In general, management of food allergies, including fish allergy, still primarily relies on avoidance. The labeling of foods containing materials derived from fish has already become mandatory in some countries such as the USA, Europe, and Japan. While in vitro assays for currently 14 food allergens in the EU are available, the detection of parvalbumin is much more problematic as these allergens show very high biochemical and immunological variability among the different fish species as detailed above [105, 106]. Currently, there is only one commercial test available to detect the presence of fish DNA, but is limited to 12 fish species (www.r-biopharm.com). Labeling regulations have limitations because of accidental cross-contamination with allergens through shared equipment in production lines or the unknown presence of a hidden fish allergen such as clarification agents derived from fish bladders used in wine and beer [107].
Conclusion
Fish allergy has a significant adverse effect on anxiety and stress among adults but also in families with allergic children. There seems to be strong geographical differences in the prevalence of fish allergy, possible due to different cultural dietary habits and type of food processing. The later might even enhance allergenicity of fish allergens due to advanced glycation end products as demonstrated in vitro and utilizing murine models. More detailed immunological studies are needed to characterize the impact of heating on fish allergens to develop better food processing technologies to reduce their allergenicity.
The majority of allergic reactions to fish are caused by the major allergen parvalbumin. Immunological cross-reactivity between the vast variety of fish species seems to be determined by the degree of amino acid homology and in addition number of allergen isoforms and variants present in some of the highly allergenic species. In addition, the concentration of this major allergen varies significantly among the different fish species and might impact on patients’ sensitivity to one or multiple species. Future comparative studies need to investigate the molecular and immunological similarity of parvalbumins among the different fish groups and families, with focus on B- and T-cell epitopes, to allow the generation of group-specific recombinant allergens for better identification of patients with multiple fish reactivity.

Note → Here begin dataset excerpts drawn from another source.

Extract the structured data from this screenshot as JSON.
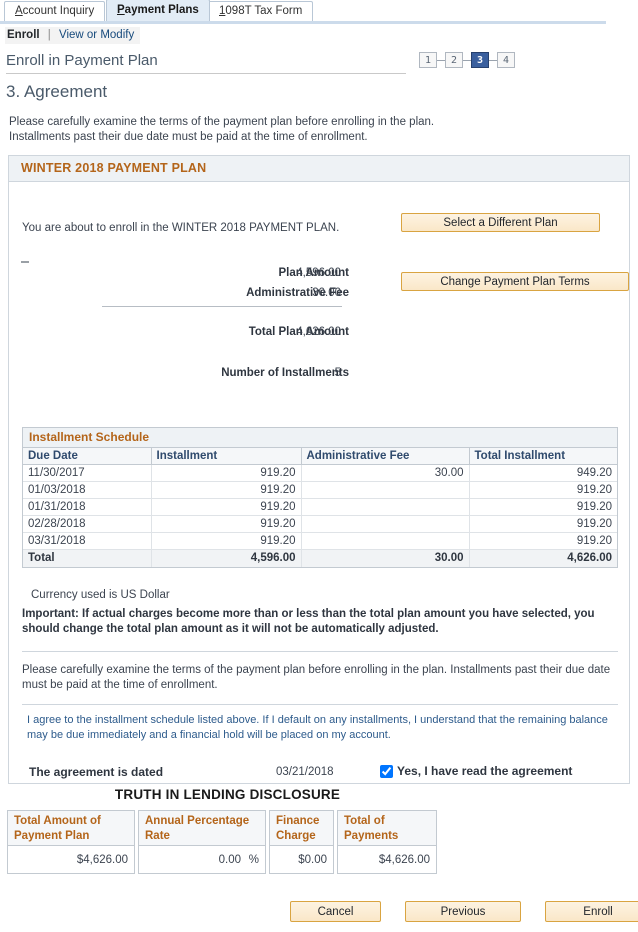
{
  "tabs": [
    {
      "label": "Account Inquiry",
      "accesskey": "A",
      "active": false
    },
    {
      "label": "Payment Plans",
      "accesskey": "P",
      "active": true
    },
    {
      "label": "1098T Tax Form",
      "accesskey": "1",
      "active": false
    }
  ],
  "subnav": {
    "current": "Enroll",
    "separator": "|",
    "link": "View or Modify"
  },
  "page": {
    "title": "Enroll in Payment Plan",
    "section_title": "3. Agreement",
    "intro_line1": "Please carefully examine the terms of the payment plan before enrolling in the plan.",
    "intro_line2": "Installments past their due date must be paid at the time of enrollment."
  },
  "steps": {
    "items": [
      "1",
      "2",
      "3",
      "4"
    ],
    "current": "3",
    "active_color": "#3a5f9e"
  },
  "panel": {
    "header": "WINTER 2018 PAYMENT PLAN",
    "header_color": "#b4651a",
    "enroll_line": "You are about to enroll in the WINTER 2018 PAYMENT PLAN.",
    "select_plan_button": "Select a Different Plan",
    "change_terms_button": "Change Payment Plan Terms",
    "summary": [
      {
        "label": "Plan Amount",
        "value": "4,596.00"
      },
      {
        "label": "Administrative Fee",
        "value": "30.00"
      },
      {
        "label": "Total Plan Amount",
        "value": "4,626.00"
      },
      {
        "label": "Number of Installments",
        "value": "5"
      }
    ]
  },
  "schedule": {
    "title": "Installment Schedule",
    "columns": [
      "Due Date",
      "Installment",
      "Administrative Fee",
      "Total Installment"
    ],
    "rows": [
      {
        "due_date": "11/30/2017",
        "installment": "919.20",
        "admin_fee": "30.00",
        "total": "949.20"
      },
      {
        "due_date": "01/03/2018",
        "installment": "919.20",
        "admin_fee": "",
        "total": "919.20"
      },
      {
        "due_date": "01/31/2018",
        "installment": "919.20",
        "admin_fee": "",
        "total": "919.20"
      },
      {
        "due_date": "02/28/2018",
        "installment": "919.20",
        "admin_fee": "",
        "total": "919.20"
      },
      {
        "due_date": "03/31/2018",
        "installment": "919.20",
        "admin_fee": "",
        "total": "919.20"
      }
    ],
    "total_row": {
      "label": "Total",
      "installment": "4,596.00",
      "admin_fee": "30.00",
      "total": "4,626.00"
    }
  },
  "notes": {
    "currency": "Currency used is US Dollar",
    "important": "Important: If actual charges become more than or less than the total plan amount you have selected, you should change the total plan amount as it will not be automatically adjusted.",
    "terms": "Please carefully examine the terms of the payment plan before enrolling in the plan. Installments past their due date must be paid at the time of enrollment.",
    "agreement": "I agree to the installment schedule listed above. If I default on any installments, I understand that the remaining balance may be due immediately and a financial hold will be placed on my account."
  },
  "agreement": {
    "dated_label": "The agreement is dated",
    "dated_value": "03/21/2018",
    "checkbox_label": "Yes, I have read the agreement",
    "checked": true
  },
  "til": {
    "title": "TRUTH IN LENDING DISCLOSURE",
    "columns": [
      {
        "header": "Total Amount of Payment Plan",
        "value": "$4,626.00"
      },
      {
        "header": "Annual Percentage Rate",
        "value": "0.00",
        "suffix": "%"
      },
      {
        "header": "Finance Charge",
        "value": "$0.00"
      },
      {
        "header": "Total of Payments",
        "value": "$4,626.00"
      }
    ]
  },
  "footer": {
    "cancel": "Cancel",
    "previous": "Previous",
    "enroll": "Enroll"
  }
}
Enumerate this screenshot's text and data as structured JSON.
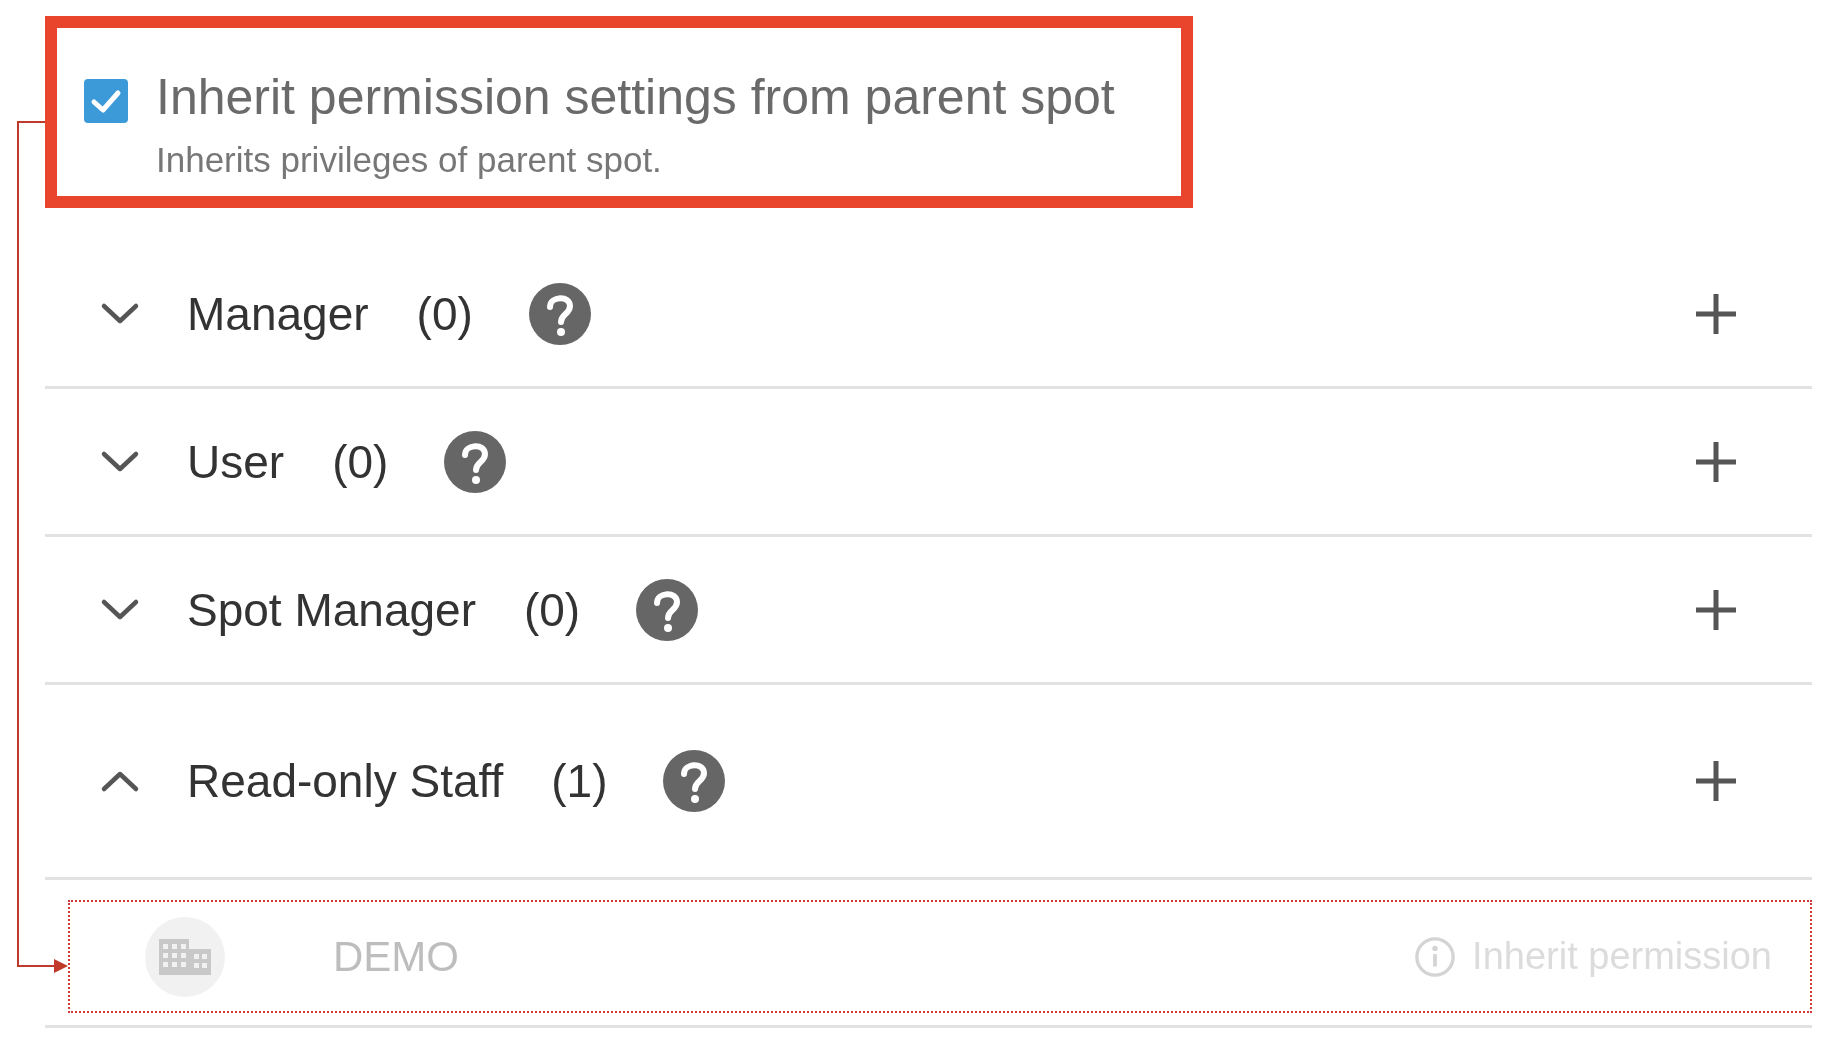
{
  "inherit": {
    "checked": true,
    "title": "Inherit permission settings from parent spot",
    "subtitle": "Inherits privileges of parent spot."
  },
  "roles": [
    {
      "name": "Manager",
      "count": "(0)",
      "expanded": false
    },
    {
      "name": "User",
      "count": "(0)",
      "expanded": false
    },
    {
      "name": "Spot Manager",
      "count": "(0)",
      "expanded": false
    },
    {
      "name": "Read-only Staff",
      "count": "(1)",
      "expanded": true
    }
  ],
  "members": [
    {
      "name": "DEMO",
      "status": "Inherit permission"
    }
  ]
}
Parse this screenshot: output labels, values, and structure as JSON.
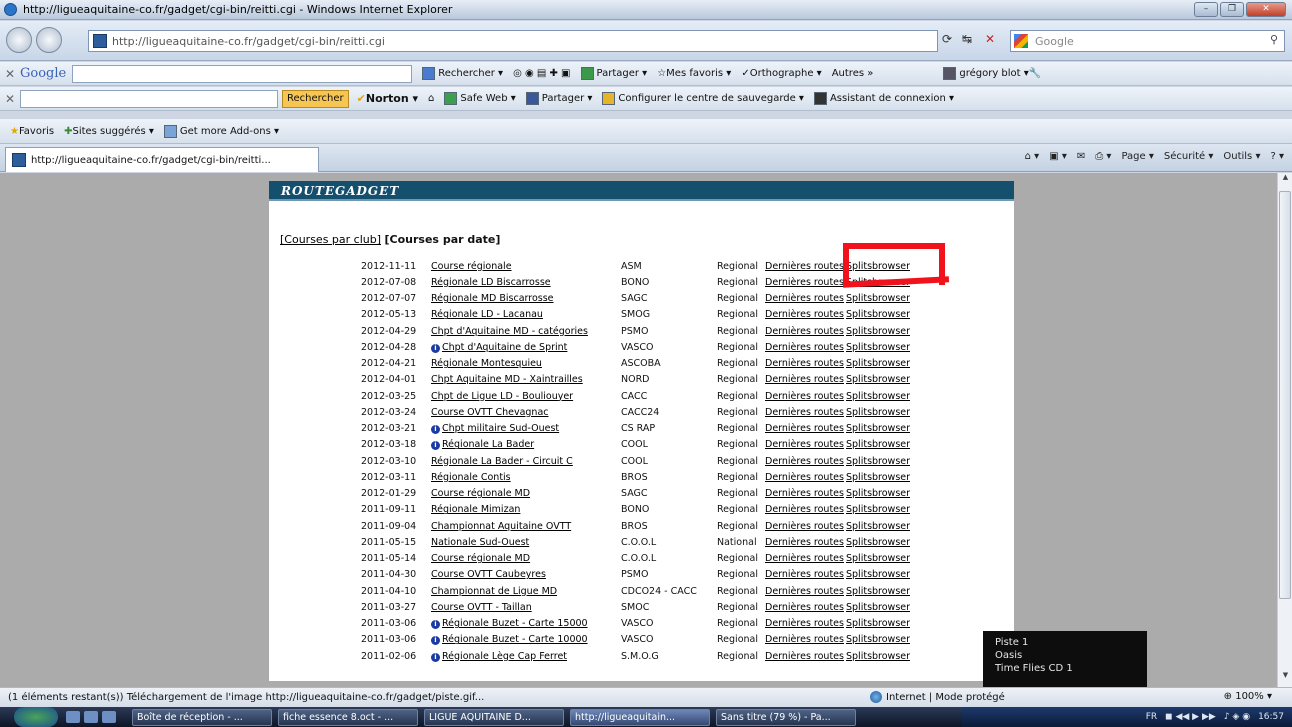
{
  "window": {
    "title": "http://ligueaquitaine-co.fr/gadget/cgi-bin/reitti.cgi - Windows Internet Explorer",
    "buttons": [
      "–",
      "❐",
      "✕"
    ]
  },
  "address": {
    "url": "http://ligueaquitaine-co.fr/gadget/cgi-bin/reitti.cgi",
    "search_placeholder": "Google"
  },
  "google_toolbar": {
    "logo": "Google",
    "items": [
      "Rechercher ▾",
      "Partager ▾",
      "Mes favoris ▾",
      "Orthographe ▾",
      "Autres »",
      "grégory blot ▾"
    ]
  },
  "norton_toolbar": {
    "search_button": "Rechercher",
    "norton": "Norton ▾",
    "items": [
      "Safe Web ▾",
      "Partager ▾",
      "Configurer le centre de sauvegarde ▾",
      "Assistant de connexion ▾"
    ]
  },
  "favorites_bar": {
    "favoris": "Favoris",
    "items": [
      "Sites suggérés ▾",
      "Get more Add-ons ▾"
    ]
  },
  "tab": {
    "label": "http://ligueaquitaine-co.fr/gadget/cgi-bin/reitti..."
  },
  "command_bar": [
    "Page ▾",
    "Sécurité ▾",
    "Outils ▾"
  ],
  "page": {
    "banner": "ROUTEGADGET",
    "nav_link": "[Courses par club]",
    "nav_current": "[Courses par date]",
    "rows": [
      {
        "date": "2012-11-11",
        "info": false,
        "name": "Course régionale",
        "club": "ASM",
        "type": "Regional",
        "l1": "Dernières routes",
        "l2": "Splitsbrowser"
      },
      {
        "date": "2012-07-08",
        "info": false,
        "name": "Régionale LD Biscarrosse",
        "club": "BONO",
        "type": "Regional",
        "l1": "Dernières routes",
        "l2": "Splitsbrowser"
      },
      {
        "date": "2012-07-07",
        "info": false,
        "name": "Régionale MD Biscarrosse",
        "club": "SAGC",
        "type": "Regional",
        "l1": "Dernières routes",
        "l2": "Splitsbrowser"
      },
      {
        "date": "2012-05-13",
        "info": false,
        "name": "Régionale LD - Lacanau",
        "club": "SMOG",
        "type": "Regional",
        "l1": "Dernières routes",
        "l2": "Splitsbrowser"
      },
      {
        "date": "2012-04-29",
        "info": false,
        "name": "Chpt d'Aquitaine MD - catégories",
        "club": "PSMO",
        "type": "Regional",
        "l1": "Dernières routes",
        "l2": "Splitsbrowser"
      },
      {
        "date": "2012-04-28",
        "info": true,
        "name": "Chpt d'Aquitaine de Sprint",
        "club": "VASCO",
        "type": "Regional",
        "l1": "Dernières routes",
        "l2": "Splitsbrowser"
      },
      {
        "date": "2012-04-21",
        "info": false,
        "name": "Régionale Montesquieu",
        "club": "ASCOBA",
        "type": "Regional",
        "l1": "Dernières routes",
        "l2": "Splitsbrowser"
      },
      {
        "date": "2012-04-01",
        "info": false,
        "name": "Chpt Aquitaine MD - Xaintrailles",
        "club": "NORD",
        "type": "Regional",
        "l1": "Dernières routes",
        "l2": "Splitsbrowser"
      },
      {
        "date": "2012-03-25",
        "info": false,
        "name": "Chpt de Ligue LD - Bouliouyer",
        "club": "CACC",
        "type": "Regional",
        "l1": "Dernières routes",
        "l2": "Splitsbrowser"
      },
      {
        "date": "2012-03-24",
        "info": false,
        "name": "Course OVTT Chevagnac",
        "club": "CACC24",
        "type": "Regional",
        "l1": "Dernières routes",
        "l2": "Splitsbrowser"
      },
      {
        "date": "2012-03-21",
        "info": true,
        "name": "Chpt militaire Sud-Ouest",
        "club": "CS RAP",
        "type": "Regional",
        "l1": "Dernières routes",
        "l2": "Splitsbrowser"
      },
      {
        "date": "2012-03-18",
        "info": true,
        "name": "Régionale La Bader",
        "club": "COOL",
        "type": "Regional",
        "l1": "Dernières routes",
        "l2": "Splitsbrowser"
      },
      {
        "date": "2012-03-10",
        "info": false,
        "name": "Régionale La Bader - Circuit C",
        "club": "COOL",
        "type": "Regional",
        "l1": "Dernières routes",
        "l2": "Splitsbrowser"
      },
      {
        "date": "2012-03-11",
        "info": false,
        "name": "Régionale Contis",
        "club": "BROS",
        "type": "Regional",
        "l1": "Dernières routes",
        "l2": "Splitsbrowser"
      },
      {
        "date": "2012-01-29",
        "info": false,
        "name": "Course régionale MD",
        "club": "SAGC",
        "type": "Regional",
        "l1": "Dernières routes",
        "l2": "Splitsbrowser"
      },
      {
        "date": "2011-09-11",
        "info": false,
        "name": "Régionale Mimizan",
        "club": "BONO",
        "type": "Regional",
        "l1": "Dernières routes",
        "l2": "Splitsbrowser"
      },
      {
        "date": "2011-09-04",
        "info": false,
        "name": "Championnat Aquitaine OVTT",
        "club": "BROS",
        "type": "Regional",
        "l1": "Dernières routes",
        "l2": "Splitsbrowser"
      },
      {
        "date": "2011-05-15",
        "info": false,
        "name": "Nationale Sud-Ouest",
        "club": "C.O.O.L",
        "type": "National",
        "l1": "Dernières routes",
        "l2": "Splitsbrowser"
      },
      {
        "date": "2011-05-14",
        "info": false,
        "name": "Course régionale MD",
        "club": "C.O.O.L",
        "type": "Regional",
        "l1": "Dernières routes",
        "l2": "Splitsbrowser"
      },
      {
        "date": "2011-04-30",
        "info": false,
        "name": "Course OVTT Caubeyres",
        "club": "PSMO",
        "type": "Regional",
        "l1": "Dernières routes",
        "l2": "Splitsbrowser"
      },
      {
        "date": "2011-04-10",
        "info": false,
        "name": "Championnat de Ligue MD",
        "club": "CDCO24 - CACC",
        "type": "Regional",
        "l1": "Dernières routes",
        "l2": "Splitsbrowser"
      },
      {
        "date": "2011-03-27",
        "info": false,
        "name": "Course OVTT - Taillan",
        "club": "SMOC",
        "type": "Regional",
        "l1": "Dernières routes",
        "l2": "Splitsbrowser"
      },
      {
        "date": "2011-03-06",
        "info": true,
        "name": "Régionale Buzet - Carte 15000",
        "club": "VASCO",
        "type": "Regional",
        "l1": "Dernières routes",
        "l2": "Splitsbrowser"
      },
      {
        "date": "2011-03-06",
        "info": true,
        "name": "Régionale Buzet - Carte 10000",
        "club": "VASCO",
        "type": "Regional",
        "l1": "Dernières routes",
        "l2": "Splitsbrowser"
      },
      {
        "date": "2011-02-06",
        "info": true,
        "name": "Régionale Lège Cap Ferret",
        "club": "S.M.O.G",
        "type": "Regional",
        "l1": "Dernières routes",
        "l2": "Splitsbrowser"
      }
    ]
  },
  "media_player": {
    "lines": [
      "Piste 1",
      "Oasis",
      "Time Flies CD 1"
    ],
    "progress_fraction": 0.1
  },
  "status": {
    "text": "(1 éléments restant(s)) Téléchargement de l'image http://ligueaquitaine-co.fr/gadget/piste.gif...",
    "zone": "Internet | Mode protégé",
    "zoom": "100%"
  },
  "taskbar": {
    "tasks": [
      "Boîte de réception - ...",
      "fiche essence 8.oct - ...",
      "LIGUE AQUITAINE D...",
      "http://ligueaquitain...",
      "Sans titre (79 %) - Pa..."
    ],
    "active_index": 3,
    "lang": "FR",
    "clock": "16:57"
  },
  "colors": {
    "banner": "#14506e",
    "highlight_mark": "#f2121c"
  }
}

The route of sensitization to fish allergens seems to initiate differential immunological reactions to additional allergens as demonstrated in the occupational environment, which needs to be addressed in the diagnosis of fish allergy.
The current diagnosis and management of fish allergy are hampered by the lack of detailed information of the molecular nature of these allergens, the enormous variety of allergenic fish species consumed and the subsequent lack of suitable tests to detect specific allergens in food products. In the absence of suitable commercial SPT or IgE assays to a specific fish species it is suggested to quantify specific IgE to Atlantic cod, Atlantic salmon, Pacific pilchard, and European hake, as these four species cover the broad molecular spectrum of the major allergen parvalbumin. In addition lipopolysaccharide free protein extracts, preferably raw and heat-treated, of the specific fish species could be used for SPT.
Future comparative studies on the clinical reactivity to various fish species among different populations will improve diagnosis and management of this life-long allergy. The development of better recombinant and hypoallergenic parvalbumin’s is an important basis for more sensitive and specific in vivo and in vitro diagnostics and safer novel forms of vaccination against fish allergy.